Saturday, August 23, 2014

What 'libertarian moment' critics are missing

What 'libertarian moment' scoffers and critics get wrong - The Week - Shikha Dalmia:

August 18, 2014 - "In this time of political polarization, it's rare to find a moment of comity. But that's exactly what we've found in the wake of Robert Draper's recent New York Times Magazine feature suggesting that the 'libertarian moment' might have finally arrived in America.

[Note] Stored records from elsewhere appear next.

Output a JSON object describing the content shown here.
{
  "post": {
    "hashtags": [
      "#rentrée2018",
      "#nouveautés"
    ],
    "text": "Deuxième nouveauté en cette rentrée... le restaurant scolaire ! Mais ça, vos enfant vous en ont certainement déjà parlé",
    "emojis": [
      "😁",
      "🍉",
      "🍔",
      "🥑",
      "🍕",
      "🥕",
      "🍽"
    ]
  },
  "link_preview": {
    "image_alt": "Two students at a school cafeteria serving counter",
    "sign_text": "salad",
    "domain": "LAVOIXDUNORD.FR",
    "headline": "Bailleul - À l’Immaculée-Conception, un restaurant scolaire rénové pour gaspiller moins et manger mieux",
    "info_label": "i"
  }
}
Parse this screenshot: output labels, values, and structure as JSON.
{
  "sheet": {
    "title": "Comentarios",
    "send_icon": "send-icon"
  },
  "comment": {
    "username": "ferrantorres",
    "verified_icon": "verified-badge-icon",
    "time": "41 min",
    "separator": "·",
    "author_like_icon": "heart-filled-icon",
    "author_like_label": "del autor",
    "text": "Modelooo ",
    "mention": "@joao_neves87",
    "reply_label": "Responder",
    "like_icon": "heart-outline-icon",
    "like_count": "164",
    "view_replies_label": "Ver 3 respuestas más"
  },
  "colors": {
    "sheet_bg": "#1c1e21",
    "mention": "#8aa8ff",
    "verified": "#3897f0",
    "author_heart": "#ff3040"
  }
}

"Not only did both liberals and conservatives dismiss the claim, they did so for similar reasons: Young Americans care more about their personal freedom than their elders but less about economic freedom.... Their main evidence — confirmed in a Reason-Rupe poll conducted by my colleague, Emily Ekins that Draper prominently cites — is that Millennials want government to offer, among other things, guaranteed health care (69 percent) and college education (54 percent), a higher federal minimum wage (71 percent), and higher taxes on the wealthy (66 percent).

"Worse, Ekins found that 54 percent of Millennials support a 'larger government providing more services,' far more than older Americans....

"But ... the strong support that Millennials express for 'large government and more services' drops 19 percentage points — back to the natural average of Americans as a whole — when the phrase 'with higher taxes' is added to the question....

"One reason why Millennials are less bothered by such economic interventionism than their elders is that they are less affected by it. The rise of the internet economy has offered them an escape from stultifying regulations and onerous taxes that govern traditional brick-and-mortar industries....

"But this happy arrangement where they stay out of government's way and the government stays out of theirs can't last forever. The crushing debt of the massive entitlement state will inevitably cause Uncle Sam and states to try to tax the internet, especially as the revenues from Main Street businesses decline. Likewise, city governments won't simply sit by and let internet services render their meticulously created regulatory structures obsolete....

"Millennial quiescence on economic interventionism is therefore deceptive. When they feel the government's heavy hand closing in, they'll slap it away, just as they are doing now with their pot plants and doobies. Pot legalization might just be a harbinger of things to come on the economic front."